The little bird was quite taken aback, for he meant it kindly. When madam awoke afterwards, there he stood before her with a little corn he had found, and laid it at her feet; but as she had not slept well, she was naturally in a bad temper. “Give that to a chicken,” she said, “and don’t be always standing in my way.”

“Why are you angry with me?” replied the little singing-bird, “what have I done?”

“Done!” repeated the Portuguese duck, “your mode of expressing yourself is not very polite. I must call your attention to that fact.”

“It was sunshine here yesterday,” said the little bird, “but to-day it is cloudy and the air is close.”

“You know very little about the weather, I fancy,” she retorted, “the day is not over yet. Don’t stand there, looking so stupid.”

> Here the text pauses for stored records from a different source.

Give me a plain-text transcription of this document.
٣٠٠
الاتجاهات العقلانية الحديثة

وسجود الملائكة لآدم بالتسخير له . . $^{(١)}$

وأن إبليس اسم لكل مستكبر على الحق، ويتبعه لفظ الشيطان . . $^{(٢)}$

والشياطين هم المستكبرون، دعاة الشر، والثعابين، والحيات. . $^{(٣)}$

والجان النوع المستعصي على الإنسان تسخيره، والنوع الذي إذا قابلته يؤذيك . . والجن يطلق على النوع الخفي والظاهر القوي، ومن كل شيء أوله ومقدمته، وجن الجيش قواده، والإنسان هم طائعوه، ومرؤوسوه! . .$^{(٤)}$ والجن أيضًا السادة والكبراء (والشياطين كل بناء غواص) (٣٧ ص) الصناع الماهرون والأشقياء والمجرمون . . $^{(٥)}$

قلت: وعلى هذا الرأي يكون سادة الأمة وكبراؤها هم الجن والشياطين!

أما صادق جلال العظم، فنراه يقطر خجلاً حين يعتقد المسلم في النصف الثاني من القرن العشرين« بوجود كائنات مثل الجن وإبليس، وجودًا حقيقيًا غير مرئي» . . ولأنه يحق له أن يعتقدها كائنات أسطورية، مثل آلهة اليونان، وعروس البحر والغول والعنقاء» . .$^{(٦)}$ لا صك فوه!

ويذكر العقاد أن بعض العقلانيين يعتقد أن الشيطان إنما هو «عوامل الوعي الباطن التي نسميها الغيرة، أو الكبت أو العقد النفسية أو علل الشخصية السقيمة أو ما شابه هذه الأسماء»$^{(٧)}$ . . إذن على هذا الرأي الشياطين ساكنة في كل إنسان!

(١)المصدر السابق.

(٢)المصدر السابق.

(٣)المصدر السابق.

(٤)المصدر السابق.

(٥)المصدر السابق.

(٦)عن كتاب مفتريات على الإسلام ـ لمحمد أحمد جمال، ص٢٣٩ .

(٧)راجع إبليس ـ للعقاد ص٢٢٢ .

“But you are looking at me just as the wicked eyes looked when I fell into the yard yesterday.”

“Impertinent creature!” exclaimed the Portuguese duck: “would you compare me with the cat—that beast of prey? There’s not a drop of malicious blood in me. I’ve taken your part, and now I’ll teach you better manners.” So saying, she made a bite at the little singing-bird’s head, and he fell dead on the ground. “Now whatever is the meaning of this?” she said; “could he not bear even such a little peck as I gave him? Then certainly he was not made for this world. I’ve been like a mother to him, I know that, for I’ve a good heart.”

Then the cock from the neighboring yard stuck his head in, and crowed with steam-engine power.

“You’ll kill me with your crowing,” she cried, “it’s all your fault. He’s lost his life, and I’m very near losing mine.”

“There’s not much of him lying there,” observed the cock.

“Speak of him with respect,” said the Portuguese duck, “for he had manners and education, and he could sing. He was affectionate and gentle, and that is as rare a quality in animals as in those who call themselves human beings.”

Then all the ducks came crowding round the little dead bird. Ducks have strong passions, whether they feel envy or pity. There was nothing to envy here, so they all showed a great deal of pity, even the two Chinese. “We shall never have another singing-bird again amongst us; he was almost a Chinese,” they whispered, and then they wept with such a noisy, clucking sound, that all the other fowls clucked too, but the ducks went about with redder eyes afterwards. “We have hearts of our own,” they said, “nobody can deny that.”

“Hearts!” repeated the Portuguese, “indeed you have, almost as tender as the ducks in Portugal.”

“Let us think of getting something to satisfy our hunger,” said the drake, “that’s the most important business. If one of our toys is broken, why we have plenty more.”